A newly launched biotech company called Carbon Biosciences is aiming to develop lung-specific gene therapy vectors — vehicles to deliver genetic material directly into a cell — to help treat cystic fibrosis (CF).
The company has $38 million in series A financing, funded in part by the Cystic Fibrosis Foundation.
“Carbon’s platform has the potential to expand the role of gene therapy in treating some of the world’s most devastating and difficult to treat diseases,” Joel Schneider, PhD, Carbon’s president and CEO, said in a press release.
“Our vision is to enable a new generation of genetic medicines with differentiated vectors that have the potential to address the immunological, targeting and payload limitations inherent in current viral and non-viral delivery technologies,” Schneider said.
CF is caused by mutations in the CFTR gene. The general aim of gene therapy is to deliver a healthy copy of this gene to the body’s cells.
Most gene therapies deliver their genetic cargo to cells via the use of a viral vector. The adeno-associated virus (AAV), for instance, has often been used in gene therapy development.
The new company’s platform aims to develop vectors for gene therapy using another type of virus called parvovirus.
Parvoviruses are a family of small viruses that infect many warm-blooded animals. These viruses are perhaps best known for causing disease in dogs — specifically, canine parvovirus or “parvo.” In humans, a parvovirus is also responsible for fifth disease, a mild condition causing rash that’s more common in children than adults.

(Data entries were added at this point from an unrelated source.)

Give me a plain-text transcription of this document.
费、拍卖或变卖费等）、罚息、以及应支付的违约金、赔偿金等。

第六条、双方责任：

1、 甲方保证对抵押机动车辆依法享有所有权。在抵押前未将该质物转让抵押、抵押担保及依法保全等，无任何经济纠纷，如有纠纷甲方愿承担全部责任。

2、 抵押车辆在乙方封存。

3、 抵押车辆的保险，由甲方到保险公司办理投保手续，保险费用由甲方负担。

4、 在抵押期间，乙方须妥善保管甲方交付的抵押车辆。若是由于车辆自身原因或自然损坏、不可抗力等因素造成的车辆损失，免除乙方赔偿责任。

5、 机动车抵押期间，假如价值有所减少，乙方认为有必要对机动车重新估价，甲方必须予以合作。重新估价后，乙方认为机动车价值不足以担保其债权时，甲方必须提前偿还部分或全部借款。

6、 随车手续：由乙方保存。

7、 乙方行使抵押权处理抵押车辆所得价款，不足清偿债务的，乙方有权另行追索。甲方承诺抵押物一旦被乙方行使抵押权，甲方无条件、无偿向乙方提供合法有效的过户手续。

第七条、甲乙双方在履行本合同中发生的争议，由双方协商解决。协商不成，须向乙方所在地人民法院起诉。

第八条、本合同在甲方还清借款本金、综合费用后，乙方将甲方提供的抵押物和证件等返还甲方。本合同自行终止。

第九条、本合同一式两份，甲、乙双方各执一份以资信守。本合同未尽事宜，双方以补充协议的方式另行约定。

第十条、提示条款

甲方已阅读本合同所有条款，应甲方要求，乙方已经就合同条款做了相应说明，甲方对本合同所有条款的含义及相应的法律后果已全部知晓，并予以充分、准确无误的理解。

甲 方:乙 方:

According to the company, Carbon’s lead parvovirus-based gene therapy candidate — dubbed CGT-001 — is notable because it has demonstrated tissue tropism to the lungs. That means the viral vector will preferentially deliver its genetic payload to lung cells. This could be especially excellent in CF lungs, where the organ is often the most affected.
“Carbon’s novel platform addresses key challenges with AAV and non-viral based therapies,” said John Engelhardt, PhD, scientific co-founder of Carbon, and director of the Center for Gene Therapy at the University of Iowa.
“Our lead program is the first gene therapy program demonstrating tissue tropism to the lung with the capacity to deliver the full length CFTR gene,” Engelhardt said. “Preliminary pre-clinical data as well as studies on human populations suggest wide applicability of our lead clinical candidate and the potential to re-dose patients.”
Financing for the new company’s launch — expected to advance its CF program toward clinical testing — was led by the healthcare venture capital firm Agent Capital.
“Identifying that can effectively deliver therapeutics to target tissues, such as the lung, has been a major challenge in realizing the full potential of gene target tissues,” said Geeta Vemuri, Ph.D., managing partner and founder of Agent Capital. “We believe that Carbon’s proprietary platform can address this challenge by leveraging novel vectors from the broader parvovirus family to deliver optimal payloads to specific tissues.”
“Carbon’s technology will enable a diversified pipeline with potential applications across the wide range of tissues impacted in many unaddressed diseases,” Vemuri added.
The CF Foundation contributed $6 million to the financing, through its collaboration with the venture capital firm Longwood Fund, as part of the foundation’s Path to a Cure initiative. Early scientific work for Carbon was performed at the CF Foundation Therapeutics Lab in Massachusetts, marking the first time the foundation has hosted researchers from a startup company.
“Being able to support Carbon Biosciences in its early stage research both financially and at our lab is an incredible step in evolving our investment strategy to attract the best science and technology to the CF space,” Martin Mense, PhD, senior vice president of drug discovery at the CF foundation and head of the CF Foundation Therapeutics Lab, said in a separate press release.
“Their unique scientific approach combined with our ability to help support their understanding of the challenges specific to CF biology could prove to be a giant step toward addressing the unmet need of innovative treatments in cystic fibrosis. It is our hope that they are the first of many companies we are able to incubate in the future,” Mense added.